An argument of Rons. :slight_smile:

I just remembered I once knew a Ron. He was from Ireland, so I’ll call him Eire-Ron.

Eire-Ron was a cook at a restaurant where I was a hostess. He was working on getting his green card, and was very paranoid about anything that he thought might endanger that. For instance, a dishwasher/busboy gave him a ride once, and told us afterwards that Eire-Ron had said “If we get pulled over” (oh, thanks!) “I’m not saying a word.” To be fair, his accent was thick as a brick, but unless there was open liquor, which there wouldn’t have been, I don’t think he had anything to fear from getting pulled over as a passenger.

Now, I don’t know what kind of people he hung out with before he came to the US. It may have been simple cultural unfamiliarity that led him to befriend the scuzzier of the two other cooks. Imagine Stinky, from Hate comics, only not even as bright. Anyway, that led to hanging out with this guy’s whole crew. Which led to a fairly amusing anecdote.

Eire-Ron was on break and chatting with me and a waitress, and asked about attics and cellars. Did they have them elsewhere in the US? Because he’d been surprised to find out that houses in California don’t usually have attics or cellars. Just crawl spaces. I said yeah, that was a California thing, but plenty of American houses had attics and what we usually call “basements” instead of “cellars”…Why was he asking, anyway?

Well, apparently the cops had come to Stinky’s house while Eire-Ron and some other guys, some of whom lived there, were hanging out. Eire-Ron was in the kitchen when Stinky rushed in and told him to “hide somewhere”. What he thought was a cellar door led to the aforementioned crawl space, so that’s where he hid.

“Wait – cops? Uh…so they found you hiding in a crawl space?”

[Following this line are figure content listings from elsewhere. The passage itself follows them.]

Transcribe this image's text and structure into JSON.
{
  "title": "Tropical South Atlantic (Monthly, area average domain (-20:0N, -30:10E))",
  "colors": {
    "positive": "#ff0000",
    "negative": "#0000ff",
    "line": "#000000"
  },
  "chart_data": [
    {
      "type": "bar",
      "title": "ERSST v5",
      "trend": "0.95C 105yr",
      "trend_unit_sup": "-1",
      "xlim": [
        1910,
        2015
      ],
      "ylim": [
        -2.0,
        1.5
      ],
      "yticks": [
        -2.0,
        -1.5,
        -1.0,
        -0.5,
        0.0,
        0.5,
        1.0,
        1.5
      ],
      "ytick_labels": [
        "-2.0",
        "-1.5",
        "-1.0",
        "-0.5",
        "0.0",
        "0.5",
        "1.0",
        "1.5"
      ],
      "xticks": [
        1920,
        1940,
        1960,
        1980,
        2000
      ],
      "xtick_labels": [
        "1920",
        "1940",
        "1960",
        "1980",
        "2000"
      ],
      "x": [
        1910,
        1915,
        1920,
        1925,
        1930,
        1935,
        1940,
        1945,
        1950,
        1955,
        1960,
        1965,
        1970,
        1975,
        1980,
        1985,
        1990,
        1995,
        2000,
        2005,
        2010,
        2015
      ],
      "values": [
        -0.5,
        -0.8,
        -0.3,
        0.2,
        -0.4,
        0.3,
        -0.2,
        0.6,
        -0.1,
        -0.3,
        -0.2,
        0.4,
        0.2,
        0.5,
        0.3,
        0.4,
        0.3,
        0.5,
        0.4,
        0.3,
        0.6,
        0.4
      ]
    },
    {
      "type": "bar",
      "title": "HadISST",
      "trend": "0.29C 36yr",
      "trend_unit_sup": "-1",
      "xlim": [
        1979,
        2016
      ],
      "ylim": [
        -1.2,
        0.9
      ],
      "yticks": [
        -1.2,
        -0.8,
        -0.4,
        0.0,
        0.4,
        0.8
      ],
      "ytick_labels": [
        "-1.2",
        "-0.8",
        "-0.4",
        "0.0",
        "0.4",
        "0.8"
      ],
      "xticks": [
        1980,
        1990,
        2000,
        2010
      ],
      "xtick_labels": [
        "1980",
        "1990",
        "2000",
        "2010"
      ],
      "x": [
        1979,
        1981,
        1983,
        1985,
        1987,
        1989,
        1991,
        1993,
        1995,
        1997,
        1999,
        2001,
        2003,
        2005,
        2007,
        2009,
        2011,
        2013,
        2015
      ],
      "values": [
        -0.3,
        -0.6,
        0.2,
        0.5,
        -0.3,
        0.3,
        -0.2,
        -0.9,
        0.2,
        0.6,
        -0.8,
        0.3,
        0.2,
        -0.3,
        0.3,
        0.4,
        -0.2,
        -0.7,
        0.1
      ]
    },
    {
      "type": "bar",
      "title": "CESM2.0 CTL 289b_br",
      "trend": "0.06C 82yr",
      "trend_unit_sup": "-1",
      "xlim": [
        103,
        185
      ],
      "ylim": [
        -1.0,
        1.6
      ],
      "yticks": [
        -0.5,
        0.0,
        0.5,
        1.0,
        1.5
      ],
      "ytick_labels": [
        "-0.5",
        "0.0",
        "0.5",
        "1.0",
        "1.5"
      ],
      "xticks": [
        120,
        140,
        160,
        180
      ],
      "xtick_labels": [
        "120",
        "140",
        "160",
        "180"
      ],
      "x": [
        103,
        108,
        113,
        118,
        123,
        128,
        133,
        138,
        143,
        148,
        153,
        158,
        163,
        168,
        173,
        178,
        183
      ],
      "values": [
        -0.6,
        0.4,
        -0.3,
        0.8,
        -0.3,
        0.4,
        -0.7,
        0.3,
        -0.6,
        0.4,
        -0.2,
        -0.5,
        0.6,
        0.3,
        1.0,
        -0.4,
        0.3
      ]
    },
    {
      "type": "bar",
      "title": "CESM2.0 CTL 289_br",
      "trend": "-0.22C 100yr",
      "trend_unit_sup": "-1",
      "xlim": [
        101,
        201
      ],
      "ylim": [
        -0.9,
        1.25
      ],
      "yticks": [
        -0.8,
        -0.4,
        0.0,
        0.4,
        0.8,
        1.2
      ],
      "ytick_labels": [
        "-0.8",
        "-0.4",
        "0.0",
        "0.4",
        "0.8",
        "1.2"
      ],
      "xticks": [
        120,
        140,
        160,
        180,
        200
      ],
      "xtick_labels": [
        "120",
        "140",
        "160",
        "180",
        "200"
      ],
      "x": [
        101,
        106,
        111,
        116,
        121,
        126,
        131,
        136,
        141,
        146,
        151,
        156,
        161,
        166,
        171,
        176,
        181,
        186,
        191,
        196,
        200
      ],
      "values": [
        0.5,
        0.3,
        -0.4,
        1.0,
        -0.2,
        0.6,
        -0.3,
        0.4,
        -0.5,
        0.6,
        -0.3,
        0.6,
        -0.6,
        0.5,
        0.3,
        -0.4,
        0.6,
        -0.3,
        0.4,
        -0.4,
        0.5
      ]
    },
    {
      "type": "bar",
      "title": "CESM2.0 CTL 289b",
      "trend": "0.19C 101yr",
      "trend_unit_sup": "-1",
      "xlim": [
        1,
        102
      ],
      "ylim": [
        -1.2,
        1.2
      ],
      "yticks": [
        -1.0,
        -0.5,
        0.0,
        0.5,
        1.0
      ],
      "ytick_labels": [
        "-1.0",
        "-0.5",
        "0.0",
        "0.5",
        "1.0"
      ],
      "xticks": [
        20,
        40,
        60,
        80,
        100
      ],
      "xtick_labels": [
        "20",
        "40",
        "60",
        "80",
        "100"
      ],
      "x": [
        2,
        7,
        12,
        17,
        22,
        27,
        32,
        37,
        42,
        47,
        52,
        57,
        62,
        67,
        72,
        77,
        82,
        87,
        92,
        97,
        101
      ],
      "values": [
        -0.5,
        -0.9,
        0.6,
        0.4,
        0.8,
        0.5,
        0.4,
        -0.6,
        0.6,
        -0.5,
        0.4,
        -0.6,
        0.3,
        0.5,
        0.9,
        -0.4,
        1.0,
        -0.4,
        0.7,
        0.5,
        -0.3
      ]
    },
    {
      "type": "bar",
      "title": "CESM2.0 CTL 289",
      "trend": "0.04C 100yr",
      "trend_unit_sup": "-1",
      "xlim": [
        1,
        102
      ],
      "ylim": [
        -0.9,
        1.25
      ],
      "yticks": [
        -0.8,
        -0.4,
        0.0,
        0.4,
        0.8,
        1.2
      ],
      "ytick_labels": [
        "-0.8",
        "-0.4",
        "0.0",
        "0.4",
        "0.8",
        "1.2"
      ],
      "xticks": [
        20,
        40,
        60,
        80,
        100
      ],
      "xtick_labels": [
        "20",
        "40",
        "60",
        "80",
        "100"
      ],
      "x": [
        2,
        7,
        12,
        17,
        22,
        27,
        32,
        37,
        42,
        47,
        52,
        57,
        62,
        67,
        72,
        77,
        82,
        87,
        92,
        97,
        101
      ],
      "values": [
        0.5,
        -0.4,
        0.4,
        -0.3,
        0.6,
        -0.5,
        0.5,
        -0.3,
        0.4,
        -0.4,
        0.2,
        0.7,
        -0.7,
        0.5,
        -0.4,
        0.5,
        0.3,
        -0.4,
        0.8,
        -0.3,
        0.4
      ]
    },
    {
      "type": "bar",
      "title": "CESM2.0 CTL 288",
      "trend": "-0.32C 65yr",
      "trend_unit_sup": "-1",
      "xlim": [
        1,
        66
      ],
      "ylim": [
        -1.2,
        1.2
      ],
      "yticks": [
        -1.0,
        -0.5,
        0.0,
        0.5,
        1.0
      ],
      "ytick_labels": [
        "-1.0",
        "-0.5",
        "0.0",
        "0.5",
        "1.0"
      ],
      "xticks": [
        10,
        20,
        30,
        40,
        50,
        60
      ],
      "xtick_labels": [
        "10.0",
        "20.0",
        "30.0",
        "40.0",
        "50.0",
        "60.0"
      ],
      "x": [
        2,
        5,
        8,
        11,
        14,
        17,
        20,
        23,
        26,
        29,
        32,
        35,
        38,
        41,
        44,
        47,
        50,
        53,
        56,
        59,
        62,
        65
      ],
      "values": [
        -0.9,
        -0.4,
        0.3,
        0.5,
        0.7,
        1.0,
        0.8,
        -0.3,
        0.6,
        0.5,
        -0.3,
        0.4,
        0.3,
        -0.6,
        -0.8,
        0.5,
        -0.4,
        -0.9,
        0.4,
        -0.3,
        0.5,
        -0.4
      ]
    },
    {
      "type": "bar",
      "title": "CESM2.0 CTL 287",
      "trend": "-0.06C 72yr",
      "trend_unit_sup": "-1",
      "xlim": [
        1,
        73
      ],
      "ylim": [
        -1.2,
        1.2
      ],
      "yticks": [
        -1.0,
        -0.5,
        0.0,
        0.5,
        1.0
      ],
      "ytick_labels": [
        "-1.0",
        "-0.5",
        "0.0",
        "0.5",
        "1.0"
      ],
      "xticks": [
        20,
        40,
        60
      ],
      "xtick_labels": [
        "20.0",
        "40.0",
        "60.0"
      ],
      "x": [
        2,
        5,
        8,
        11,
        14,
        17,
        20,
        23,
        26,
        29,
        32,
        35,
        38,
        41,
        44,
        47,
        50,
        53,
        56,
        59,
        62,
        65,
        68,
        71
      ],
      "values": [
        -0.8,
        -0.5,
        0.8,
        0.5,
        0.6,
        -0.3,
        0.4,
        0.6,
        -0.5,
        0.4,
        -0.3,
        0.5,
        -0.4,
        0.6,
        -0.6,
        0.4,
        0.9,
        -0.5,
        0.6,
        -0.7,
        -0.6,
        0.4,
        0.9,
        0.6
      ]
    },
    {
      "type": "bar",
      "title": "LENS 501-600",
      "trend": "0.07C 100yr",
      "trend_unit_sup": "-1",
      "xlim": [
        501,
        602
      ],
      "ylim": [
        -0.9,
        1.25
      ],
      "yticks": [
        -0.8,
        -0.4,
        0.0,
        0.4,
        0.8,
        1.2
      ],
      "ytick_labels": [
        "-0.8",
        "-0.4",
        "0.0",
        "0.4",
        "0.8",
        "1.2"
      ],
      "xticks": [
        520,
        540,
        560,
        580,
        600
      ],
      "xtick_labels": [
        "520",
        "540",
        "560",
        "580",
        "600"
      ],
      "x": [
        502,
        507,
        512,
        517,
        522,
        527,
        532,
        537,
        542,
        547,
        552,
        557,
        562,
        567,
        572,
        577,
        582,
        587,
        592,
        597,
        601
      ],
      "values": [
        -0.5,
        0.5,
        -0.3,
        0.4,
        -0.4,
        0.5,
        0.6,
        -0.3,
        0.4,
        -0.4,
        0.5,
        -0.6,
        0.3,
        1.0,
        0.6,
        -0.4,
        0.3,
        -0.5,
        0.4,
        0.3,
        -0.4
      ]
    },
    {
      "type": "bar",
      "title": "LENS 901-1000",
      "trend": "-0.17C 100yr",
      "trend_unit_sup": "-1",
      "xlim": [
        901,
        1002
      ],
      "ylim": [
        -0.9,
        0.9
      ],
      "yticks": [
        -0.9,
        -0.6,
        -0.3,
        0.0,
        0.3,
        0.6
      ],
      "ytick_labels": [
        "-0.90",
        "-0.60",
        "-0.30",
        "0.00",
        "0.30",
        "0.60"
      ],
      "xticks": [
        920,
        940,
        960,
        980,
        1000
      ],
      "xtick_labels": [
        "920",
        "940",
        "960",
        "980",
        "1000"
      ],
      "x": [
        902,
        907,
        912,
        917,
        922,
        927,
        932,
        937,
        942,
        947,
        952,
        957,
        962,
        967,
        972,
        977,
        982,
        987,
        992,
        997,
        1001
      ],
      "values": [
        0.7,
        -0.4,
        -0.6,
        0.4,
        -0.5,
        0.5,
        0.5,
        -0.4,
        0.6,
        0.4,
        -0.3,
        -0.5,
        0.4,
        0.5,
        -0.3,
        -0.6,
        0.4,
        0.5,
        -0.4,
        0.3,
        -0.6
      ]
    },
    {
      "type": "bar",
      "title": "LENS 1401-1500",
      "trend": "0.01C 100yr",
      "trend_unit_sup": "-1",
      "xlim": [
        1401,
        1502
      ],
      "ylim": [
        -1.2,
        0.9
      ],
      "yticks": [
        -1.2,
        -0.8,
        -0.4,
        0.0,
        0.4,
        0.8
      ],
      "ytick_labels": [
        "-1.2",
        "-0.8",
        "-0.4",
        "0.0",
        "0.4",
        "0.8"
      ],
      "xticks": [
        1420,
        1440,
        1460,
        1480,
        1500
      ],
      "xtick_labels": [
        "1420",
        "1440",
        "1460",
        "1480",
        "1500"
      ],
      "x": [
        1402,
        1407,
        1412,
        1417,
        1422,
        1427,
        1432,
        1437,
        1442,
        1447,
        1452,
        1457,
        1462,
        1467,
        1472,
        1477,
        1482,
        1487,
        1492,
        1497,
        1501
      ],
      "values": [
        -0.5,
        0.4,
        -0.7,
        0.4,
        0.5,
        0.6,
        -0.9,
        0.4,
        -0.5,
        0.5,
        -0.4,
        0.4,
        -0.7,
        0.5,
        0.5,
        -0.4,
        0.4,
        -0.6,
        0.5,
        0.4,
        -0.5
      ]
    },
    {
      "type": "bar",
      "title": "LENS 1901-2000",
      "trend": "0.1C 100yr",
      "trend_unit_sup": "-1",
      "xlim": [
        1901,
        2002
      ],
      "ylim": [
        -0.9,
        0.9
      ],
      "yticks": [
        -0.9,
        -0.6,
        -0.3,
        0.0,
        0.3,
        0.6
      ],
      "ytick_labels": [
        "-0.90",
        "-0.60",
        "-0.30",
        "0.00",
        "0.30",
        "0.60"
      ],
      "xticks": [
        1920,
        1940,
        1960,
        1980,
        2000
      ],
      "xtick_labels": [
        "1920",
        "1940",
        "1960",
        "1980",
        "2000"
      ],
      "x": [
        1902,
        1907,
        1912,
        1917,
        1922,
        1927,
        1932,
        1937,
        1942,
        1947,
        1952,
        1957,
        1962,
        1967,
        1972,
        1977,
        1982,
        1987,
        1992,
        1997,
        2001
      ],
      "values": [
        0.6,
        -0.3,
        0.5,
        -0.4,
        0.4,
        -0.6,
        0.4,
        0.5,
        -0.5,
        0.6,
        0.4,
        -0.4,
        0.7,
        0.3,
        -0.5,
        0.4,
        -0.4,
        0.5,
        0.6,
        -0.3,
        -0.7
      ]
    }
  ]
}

“S’oroight*; they were just there to arrest the one fella.”

“They didn’t find you?”

“No, I waited until I heard the car drive away, then I came out.”

“…Okay.”

So you might think Eire-Ron would start choosing better company from then on. Yeh. Shortly afterwards, we see him leaving work with Stinky, amidst much joshing and backslapping. The next time I saw him, I casually ventured, “So, you’re still hanging out at Stinky’s house?”

“Sure…S’oroight; I don’t smoke that stuff!”

I don’t think I ever found out what “that stuff” was. I hope it wasn’t crack or meth, because IME, everyone who’s said what he said either ends up smoking it, or stops hanging out with the people who do. But even if it was just weed, I should think he wasn’t helping his green card efforts. Which, I’m sorry to say, I don’t know the results of; I left the job before he would have found out.

*Same in every dialect. “But it’s okay.” “It’s cool, though.” “It’s all good.” Yeh.

Dunnow, argument sounds like it might be too complicated a word, this is Rons we’re talking about… a yelling of Rons?

Yelling may even be too proper, with its fancy schamncy “ing” ending. I would lean more towards a Hollerin’ of Rons and non-Rons.